Hattie rispose che non sapeva dove fosse Tammy.
Dell sollevò lo sguardo dall’arancia, per borbottare verso di me:
– Siete un civile, signor Goodwin?
Sapevo perché Dell mi aveva rivolto quella domanda: se non me ne fossi inteso gran che, di teatro, avrei saputo che gli attori chiamano “civili” tutti quelli che non calcano un palcoscenico.
Stavo per rispondere, quando s’intromise Hattie.
– Attento a come parli col signor Goodwin – disse a Dell. – Vuole scrivere un articolo su me e su questa casa. Ecco perché è qui. Diventeremo tutti famosi. Pubblicheranno una nostra fotografia con la grande Carol Jasper. Carol ha vissuto qui per quasi un anno.
– Per quale giornale lavorate? – domandò Dell. Martha Kirk fece il giro del tavolo per venirmi a fare un inchino. – Che cosa posso offrirvi? – domandò Martha.

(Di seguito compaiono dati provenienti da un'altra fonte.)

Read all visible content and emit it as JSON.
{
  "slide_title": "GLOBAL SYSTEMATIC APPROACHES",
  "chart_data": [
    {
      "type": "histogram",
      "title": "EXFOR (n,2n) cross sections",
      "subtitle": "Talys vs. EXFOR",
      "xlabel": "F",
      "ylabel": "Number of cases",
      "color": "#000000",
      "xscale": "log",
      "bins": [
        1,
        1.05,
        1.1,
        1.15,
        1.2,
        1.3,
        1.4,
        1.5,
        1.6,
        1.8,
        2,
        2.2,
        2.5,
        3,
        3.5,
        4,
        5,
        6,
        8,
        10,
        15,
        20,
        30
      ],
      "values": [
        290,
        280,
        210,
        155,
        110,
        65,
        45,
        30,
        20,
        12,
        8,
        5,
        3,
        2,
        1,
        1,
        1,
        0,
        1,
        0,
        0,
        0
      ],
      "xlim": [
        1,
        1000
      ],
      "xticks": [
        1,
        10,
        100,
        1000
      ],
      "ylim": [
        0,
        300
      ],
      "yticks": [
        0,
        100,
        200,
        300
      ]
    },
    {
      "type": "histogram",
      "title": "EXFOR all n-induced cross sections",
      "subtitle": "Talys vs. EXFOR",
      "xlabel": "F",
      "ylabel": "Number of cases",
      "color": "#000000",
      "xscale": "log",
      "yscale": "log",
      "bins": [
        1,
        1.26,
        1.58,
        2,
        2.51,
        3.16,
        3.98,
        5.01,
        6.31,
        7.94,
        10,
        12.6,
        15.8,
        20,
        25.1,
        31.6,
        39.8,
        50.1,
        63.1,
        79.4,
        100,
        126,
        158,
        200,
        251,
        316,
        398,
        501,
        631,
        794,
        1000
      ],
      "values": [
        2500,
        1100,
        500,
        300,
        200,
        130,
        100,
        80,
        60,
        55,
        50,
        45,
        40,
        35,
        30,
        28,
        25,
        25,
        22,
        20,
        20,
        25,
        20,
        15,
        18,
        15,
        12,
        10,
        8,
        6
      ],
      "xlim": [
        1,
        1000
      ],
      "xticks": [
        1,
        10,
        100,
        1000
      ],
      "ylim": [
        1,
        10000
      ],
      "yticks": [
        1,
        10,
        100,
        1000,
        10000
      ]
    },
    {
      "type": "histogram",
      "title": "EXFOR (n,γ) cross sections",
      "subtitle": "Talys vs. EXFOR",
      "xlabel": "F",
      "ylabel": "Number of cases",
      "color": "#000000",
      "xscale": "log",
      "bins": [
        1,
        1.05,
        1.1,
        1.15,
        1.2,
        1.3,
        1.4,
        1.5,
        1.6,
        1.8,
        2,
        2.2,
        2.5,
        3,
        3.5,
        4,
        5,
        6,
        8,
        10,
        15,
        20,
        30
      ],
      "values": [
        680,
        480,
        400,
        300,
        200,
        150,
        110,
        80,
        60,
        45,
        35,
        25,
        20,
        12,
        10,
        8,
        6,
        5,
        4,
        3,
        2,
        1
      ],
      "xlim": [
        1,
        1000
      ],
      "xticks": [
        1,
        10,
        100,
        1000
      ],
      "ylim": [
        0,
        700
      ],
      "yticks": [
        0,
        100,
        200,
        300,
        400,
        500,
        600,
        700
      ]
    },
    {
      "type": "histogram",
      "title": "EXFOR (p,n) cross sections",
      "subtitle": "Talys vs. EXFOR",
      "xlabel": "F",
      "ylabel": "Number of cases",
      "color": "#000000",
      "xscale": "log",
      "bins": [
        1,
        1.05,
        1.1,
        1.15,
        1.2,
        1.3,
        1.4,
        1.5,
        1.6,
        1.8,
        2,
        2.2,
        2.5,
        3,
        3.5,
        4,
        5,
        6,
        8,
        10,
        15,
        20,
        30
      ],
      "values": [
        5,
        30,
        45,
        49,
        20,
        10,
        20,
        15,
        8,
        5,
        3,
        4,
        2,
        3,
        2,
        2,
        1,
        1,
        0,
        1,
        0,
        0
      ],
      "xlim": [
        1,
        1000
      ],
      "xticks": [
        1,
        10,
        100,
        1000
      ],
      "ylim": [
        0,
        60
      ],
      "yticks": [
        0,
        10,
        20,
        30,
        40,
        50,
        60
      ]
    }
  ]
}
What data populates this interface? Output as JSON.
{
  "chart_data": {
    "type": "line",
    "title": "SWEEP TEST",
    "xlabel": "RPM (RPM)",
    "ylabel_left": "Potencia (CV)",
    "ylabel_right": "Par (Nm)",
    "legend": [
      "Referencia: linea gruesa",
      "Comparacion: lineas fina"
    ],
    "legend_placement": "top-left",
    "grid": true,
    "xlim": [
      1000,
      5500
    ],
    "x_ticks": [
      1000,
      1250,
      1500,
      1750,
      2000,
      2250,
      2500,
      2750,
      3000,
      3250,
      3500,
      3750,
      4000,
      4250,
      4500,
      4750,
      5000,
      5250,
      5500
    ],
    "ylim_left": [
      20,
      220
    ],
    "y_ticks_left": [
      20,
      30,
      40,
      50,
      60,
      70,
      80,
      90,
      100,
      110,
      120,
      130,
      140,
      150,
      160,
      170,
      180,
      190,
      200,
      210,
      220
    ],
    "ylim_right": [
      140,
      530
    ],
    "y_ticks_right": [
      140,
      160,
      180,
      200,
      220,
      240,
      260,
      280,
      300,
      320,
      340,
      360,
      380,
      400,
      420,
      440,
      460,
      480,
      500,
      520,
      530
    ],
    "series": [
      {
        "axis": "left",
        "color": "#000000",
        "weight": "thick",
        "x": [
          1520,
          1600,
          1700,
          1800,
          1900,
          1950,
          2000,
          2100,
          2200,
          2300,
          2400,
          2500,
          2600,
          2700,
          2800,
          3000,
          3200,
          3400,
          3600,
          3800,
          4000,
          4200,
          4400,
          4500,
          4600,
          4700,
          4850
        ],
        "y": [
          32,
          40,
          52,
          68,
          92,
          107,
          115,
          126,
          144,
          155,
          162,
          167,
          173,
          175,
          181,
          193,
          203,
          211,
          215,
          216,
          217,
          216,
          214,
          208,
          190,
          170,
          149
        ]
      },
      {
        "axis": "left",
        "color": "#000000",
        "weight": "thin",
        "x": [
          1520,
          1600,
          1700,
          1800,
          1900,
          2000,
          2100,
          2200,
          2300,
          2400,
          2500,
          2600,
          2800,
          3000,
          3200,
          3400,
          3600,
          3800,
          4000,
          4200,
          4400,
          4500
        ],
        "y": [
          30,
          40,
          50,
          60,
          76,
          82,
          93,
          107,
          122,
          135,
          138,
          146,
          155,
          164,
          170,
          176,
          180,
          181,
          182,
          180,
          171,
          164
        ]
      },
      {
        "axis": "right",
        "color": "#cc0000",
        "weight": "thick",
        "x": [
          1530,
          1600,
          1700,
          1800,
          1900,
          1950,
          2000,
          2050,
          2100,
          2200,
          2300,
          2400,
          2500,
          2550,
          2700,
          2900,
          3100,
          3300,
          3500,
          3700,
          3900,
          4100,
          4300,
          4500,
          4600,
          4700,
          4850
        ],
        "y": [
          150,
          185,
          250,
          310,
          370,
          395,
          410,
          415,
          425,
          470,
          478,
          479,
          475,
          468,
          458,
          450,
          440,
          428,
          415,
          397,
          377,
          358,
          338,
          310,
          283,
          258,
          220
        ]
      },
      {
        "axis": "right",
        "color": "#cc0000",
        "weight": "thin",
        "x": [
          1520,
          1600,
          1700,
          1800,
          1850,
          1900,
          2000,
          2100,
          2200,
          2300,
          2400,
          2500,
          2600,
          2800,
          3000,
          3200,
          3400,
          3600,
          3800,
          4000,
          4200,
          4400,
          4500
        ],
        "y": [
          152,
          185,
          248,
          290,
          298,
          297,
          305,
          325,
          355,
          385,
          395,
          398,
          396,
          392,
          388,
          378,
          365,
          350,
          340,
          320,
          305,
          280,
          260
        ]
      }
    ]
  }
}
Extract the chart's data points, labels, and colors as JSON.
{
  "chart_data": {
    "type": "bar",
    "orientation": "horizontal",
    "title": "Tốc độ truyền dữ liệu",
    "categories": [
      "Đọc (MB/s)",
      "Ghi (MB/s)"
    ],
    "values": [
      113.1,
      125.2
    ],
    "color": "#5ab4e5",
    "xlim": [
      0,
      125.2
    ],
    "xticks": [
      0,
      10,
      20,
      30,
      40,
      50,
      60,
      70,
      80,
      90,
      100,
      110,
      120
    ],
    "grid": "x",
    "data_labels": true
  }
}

– Uova di lupo? Lingue di pappagallo?
Ma pentii di aver detto a Hattie di presentarmi come giornalista. Era un peccato deludere una ragazza capace di fare un inchino del genere.
– Per il momento non voglio niente – risposi. – Le uova di lupo sono indigeste.
Raymond Dell mi fissava coi suoi occhi azzurri come se avesse voluto perforarmi da parte a parte. – Non permetterò che mi si fotografi con Carol Jasper – dichiarò. – La considero una trombona, una guitta.
– Potrai sempre nasconderti dietro al gruppo – disse Hattie. – Venite, signor Goodwin. – Si mosse. – Il signor Goodwin vuole visitare la casa. Spero che abbiate fatto i letti.
La seguii fuori della cucina. Quando fummo nell’atrio, mi domandò sottovoce: – Come me la sono cavata? Bene?
– Altro che – risposi. Poi, a voce più alta, in modo che potessero sentirmi dalla cucina: – Sono due tipi interessanti. L’articolo riuscirà ottimamente.
Hattie si fermò davanti a una porta sulla sinistra, l’apri ed entrò in una stanza. La seguii e richiusi. Le tende erano abbassate, e nella stanza era buio come di notte. Hattie girò un interruttore, e dal soffitto piovve un’ondata di luce giallastra.
Mi guardai attorno. Un divano ricoperto di velluto rosso e poltrone in tinta; un caminetto con la mensola di marmo; un tappeto stinto e consunto; un piano verticale appoggiato contro una parete sulla destra e, oltre il piano, le mensole cariche di libri.
– Qui – disse Hattie, avvicinandosi alle mensole. – Ho rimesso i libri dov’erano.
Quando mi mossi per raggiungerla, con la coda dell’occhio vidi qualcosa. Mi voltai, irrigidendomi. Era Tammy Baxter, riversa sul pavimento dietro il divano. Aveva gli occhi sbarrati, fissi sul soffitto. E, come per indicarle da che parte guardare, l’impugnatura del coltello, che usciva ad angolo retto dal suo torace, si alzava diritta in direzione della lampadina.